You may also need to ensure that MPI is in your :code:`$PATH` environment
averiable and OpenMPI's library directory is in your :code:`$LD_LIBRARY_PATH`
environment variable.

ISA-L
-----
.. code-block:: bash

   cd isa-l
   ./autogen.sh
   ./configure --prefix=/opt/campaign/install
   make
   make install

ErasureUtils
------------
.. code-block:: bash

   cd ../erasureUtils
   autoreconf -i
   ./configure --prefix=/opt/campaign/install/ CFLAGS="-I/opt/campaign/install/include" LDFLAGS="-L/opt/campaign/install/lib"
   make
   make install

MarFS
-----
.. code-block:: bash

   cd ../marfs
   autoreconf -i
   ./configure --prefix=/opt/campaign/install/ CFLAGS="-I/opt/campaign/install/include" LDFLAGS="-L/opt/campaign/install/lib"
   make
   make install

PFTool
------
.. code-block:: bash

   cd ../pftool
   ./autogen
   ./configure --prefix=/opt/campaign/install/ CFLAGS="-I/opt/campaign/install/include" CXXFLAGS="-I/opt/campaign/install/include" LDFLAGS="-L/opt/campaign/install/lib" --enable-marfs
   make
   make install

Starting MarFS
==============

We now have all our utilites built and are almost ready to boot the filesystem.
On a simple one node system not leveraging GPFS or ZFS like this one, the
process is as simple as launching the FUSE mount.

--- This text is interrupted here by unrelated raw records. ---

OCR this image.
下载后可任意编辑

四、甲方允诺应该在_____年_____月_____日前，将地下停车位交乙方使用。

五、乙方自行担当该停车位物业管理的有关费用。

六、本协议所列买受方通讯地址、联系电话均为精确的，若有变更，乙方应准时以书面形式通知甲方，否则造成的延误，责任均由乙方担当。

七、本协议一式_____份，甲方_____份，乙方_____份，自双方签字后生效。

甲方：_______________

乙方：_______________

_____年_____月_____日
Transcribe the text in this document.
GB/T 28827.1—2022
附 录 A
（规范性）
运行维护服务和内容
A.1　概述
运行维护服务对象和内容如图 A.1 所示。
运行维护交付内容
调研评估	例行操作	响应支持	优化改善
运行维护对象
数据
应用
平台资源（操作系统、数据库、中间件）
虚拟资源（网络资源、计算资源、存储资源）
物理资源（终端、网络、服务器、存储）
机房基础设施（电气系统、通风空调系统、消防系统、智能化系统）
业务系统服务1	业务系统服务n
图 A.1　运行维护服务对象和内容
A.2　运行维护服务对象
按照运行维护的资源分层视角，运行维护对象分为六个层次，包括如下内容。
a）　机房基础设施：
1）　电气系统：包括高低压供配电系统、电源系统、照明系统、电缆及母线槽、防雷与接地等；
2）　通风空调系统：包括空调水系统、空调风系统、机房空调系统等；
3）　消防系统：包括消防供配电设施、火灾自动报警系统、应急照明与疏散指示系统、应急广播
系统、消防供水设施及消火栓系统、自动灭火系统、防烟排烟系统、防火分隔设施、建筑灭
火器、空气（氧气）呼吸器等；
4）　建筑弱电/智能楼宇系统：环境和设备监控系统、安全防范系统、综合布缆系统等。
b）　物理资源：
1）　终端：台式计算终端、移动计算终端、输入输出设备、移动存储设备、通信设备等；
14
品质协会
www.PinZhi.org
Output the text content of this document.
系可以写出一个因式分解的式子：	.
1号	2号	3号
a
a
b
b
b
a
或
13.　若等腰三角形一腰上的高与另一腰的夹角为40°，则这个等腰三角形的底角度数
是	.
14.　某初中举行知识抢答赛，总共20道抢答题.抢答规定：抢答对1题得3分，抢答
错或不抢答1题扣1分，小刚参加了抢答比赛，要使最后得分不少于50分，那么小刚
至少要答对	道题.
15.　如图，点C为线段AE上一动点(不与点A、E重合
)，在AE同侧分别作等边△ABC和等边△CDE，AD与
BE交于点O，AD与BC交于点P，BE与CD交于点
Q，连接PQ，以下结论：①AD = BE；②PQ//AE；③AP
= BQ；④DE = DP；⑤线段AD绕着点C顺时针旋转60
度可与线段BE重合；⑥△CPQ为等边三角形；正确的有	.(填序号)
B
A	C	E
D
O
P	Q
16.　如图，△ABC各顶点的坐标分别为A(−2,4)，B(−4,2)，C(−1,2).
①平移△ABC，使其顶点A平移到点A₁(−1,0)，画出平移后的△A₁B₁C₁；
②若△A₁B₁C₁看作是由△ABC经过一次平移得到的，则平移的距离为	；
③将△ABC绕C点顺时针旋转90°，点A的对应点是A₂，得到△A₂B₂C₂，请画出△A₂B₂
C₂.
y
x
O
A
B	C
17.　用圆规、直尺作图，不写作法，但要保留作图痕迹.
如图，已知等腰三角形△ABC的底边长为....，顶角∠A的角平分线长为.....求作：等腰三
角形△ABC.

On more complex systems, you
will have to initialize the meta and data stores and any network mounts. These
tasks can be automated using tools such as Ansible, but that is beyond the scope
of this document.

Verifying the Configuration
---------------------------

Before we start the filesystem, we need to first verify that our configuration
file is valid, and the meta and data spaces match the structure specified in the
config file. We do this by running

.. code-block:: bash

   marfs-verifyconf -a

which will print ":code:`Config Verified`" to the console if the system is ready
to boot.

Launching FUSE
--------------

To launch FUSE (and our filesystem), we execute:

.. code-block:: bash

   marfs-fuse -o allow_other,use_ino,intr /campaign

If everything goes according to plan, marfs-fuse will start in the background.
You should now be able to access our MarFS filesystem through the
mount at :code:`/campaign`. If the :code:`marfs-fuse` call returned a nonzero
value, something went wrong. In case this happens, reconfigure MarFS with the
:code:`--enable-debugALL` flag.

See if it works!
----------------

.. code-block:: bash

   $ ls /campaign
   full-access-subspace

   $ echo test > /campaign/full-access-subspace/test
   $ cat /campaign/full-access-subspace/test
   test

Build and run PFTool
--------------------

In the previous section we mounted MarFS through FUSE. It is possible to use
this FUSE mount for all accesses to MarFS, but performance is limited by going
through a single host (and through FUSE), even though in multi-node systems,
writes to the underlying storage-servers are performed in parallel. Therefore,
for a large datacenter, it may make more sense to use FUSE solely for metadata
access (rename, delete, stat, ls etc). This could be achieved by changing the
"perms" for every namespace in the config file.

We recommend using pftool for the "heavy lifting" of transferring big datasets.
PFTool provides fast, parallel MarFS data movement, and is preferred over using
the FUSE mount.

The PFTool binary can be invoked directly, but the preferred method is through
provided helper scripts (:code:`pfls`, :code:`pfcm`, :code:`pfcp`).